Impact on popular culture
Although humorous, Peter's book contains many real-world examples and thought-provoking explanations of human behavior. Similar observations on incompetence can be found in the Dilbert cartoon series (such as The Dilbert Principle), the movie Office Space, and the television show The Office. In particular, the Dilbert Principle seems to be an extension to the Peter Principle. According to the Peter Principle, the subject has been competent at some job in their past. The Dilbert Principle attempts to explain how a person who has never been competent at anything at any point in time can still be promoted into management. Of course, both the Peter Principle and the Dilbert Principle can both be operating in the same organization at the same time.

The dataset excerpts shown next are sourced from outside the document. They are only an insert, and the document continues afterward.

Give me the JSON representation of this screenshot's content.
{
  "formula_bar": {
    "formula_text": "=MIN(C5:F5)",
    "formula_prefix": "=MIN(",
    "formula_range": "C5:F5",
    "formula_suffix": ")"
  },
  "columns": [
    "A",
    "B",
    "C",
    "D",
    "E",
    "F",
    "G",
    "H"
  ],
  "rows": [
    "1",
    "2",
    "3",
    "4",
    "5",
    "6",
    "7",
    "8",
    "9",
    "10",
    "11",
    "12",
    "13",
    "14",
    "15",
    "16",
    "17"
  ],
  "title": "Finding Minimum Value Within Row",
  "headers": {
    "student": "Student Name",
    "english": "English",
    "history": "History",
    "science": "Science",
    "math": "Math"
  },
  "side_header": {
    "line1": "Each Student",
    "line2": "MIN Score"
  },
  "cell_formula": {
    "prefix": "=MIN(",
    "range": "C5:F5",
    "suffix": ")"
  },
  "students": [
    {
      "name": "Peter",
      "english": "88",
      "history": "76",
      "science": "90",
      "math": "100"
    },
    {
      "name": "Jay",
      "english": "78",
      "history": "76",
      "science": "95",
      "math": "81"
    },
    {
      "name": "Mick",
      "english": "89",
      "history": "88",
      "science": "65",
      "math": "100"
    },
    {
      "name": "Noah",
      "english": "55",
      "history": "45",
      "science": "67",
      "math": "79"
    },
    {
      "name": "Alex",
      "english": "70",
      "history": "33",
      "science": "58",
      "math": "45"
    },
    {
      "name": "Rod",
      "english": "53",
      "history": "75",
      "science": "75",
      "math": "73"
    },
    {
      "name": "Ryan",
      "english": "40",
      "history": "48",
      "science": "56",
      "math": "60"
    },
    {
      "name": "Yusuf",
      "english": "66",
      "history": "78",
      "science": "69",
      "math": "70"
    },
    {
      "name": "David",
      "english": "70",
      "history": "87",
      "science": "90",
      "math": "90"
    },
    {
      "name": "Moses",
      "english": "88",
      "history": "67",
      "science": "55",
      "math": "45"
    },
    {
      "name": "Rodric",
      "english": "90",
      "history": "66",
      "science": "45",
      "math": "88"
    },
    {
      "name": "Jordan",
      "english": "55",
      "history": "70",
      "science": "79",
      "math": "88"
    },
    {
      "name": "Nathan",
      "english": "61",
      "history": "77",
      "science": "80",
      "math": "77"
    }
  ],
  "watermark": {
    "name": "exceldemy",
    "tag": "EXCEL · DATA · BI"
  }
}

The generalized "Peter Principle"
The Peter Principle was first introduced by L. Peter in a humoristic book (of the same title) describing the pitfalls of bureaucratic organization. The original principle states that in a hierarchically structured administration, people tend to be promoted up to their "level of incompetence". The principle is based on the observation that in such an organization new employees typically start in the lower ranks, but when they prove to be competent in the task to which they are assigned, they get promoted to a higher rank. This process of climbing up the hierarchical ladder can go on indefinitely, until the employee reaches a position where he or she is no longer competent. At that moment the process typically stops, since the established rules of bureacracies make that it is very difficult to "demote" someone to a lower rank, even if that person would be much better fitted and more happy in that lower position. The net result is that most of the higher levels of a bureaucracy will be filled by incompetent people, who got there because they were quite good at doing a different (and usually, but not always, easier) task than the one they are expected to do.
The evolutionary generalization of the principle is less pessimistic in its implications, since evolution lacks the bureaucratic inertia that pushes and maintains people in an unfit position. But what will certainly remain is that systems confronted by evolutionary problems will quickly tackle the easy ones, but tend to get stuck in the difficult ones. The better (more fit, smarter, more competent, more adaptive) a system is, the more quickly it will solve all the easy problems, but the more difficult the problem will be it finally gets stuck in. Getting stuck here does not mean "being unfit", it just means having reached the limit of one's competence, and thus having great difficulty advancing further. This explains why even the most complex and adaptive species (such as ourselves, humans) are always still "struggling for survival" in their niches as energetically as are the most primitive organisms such as bacteria. If ever a species would get control over all its evolutionary problems, then the "Red Queen Principle" would make sure that new, more complex problems would arise, so that the species would continue to balance on the border of its domain of incompetence. In conclusion, the generalized Peter principle states that in evolution systems tend to develop up to the limit of their adaptive competence.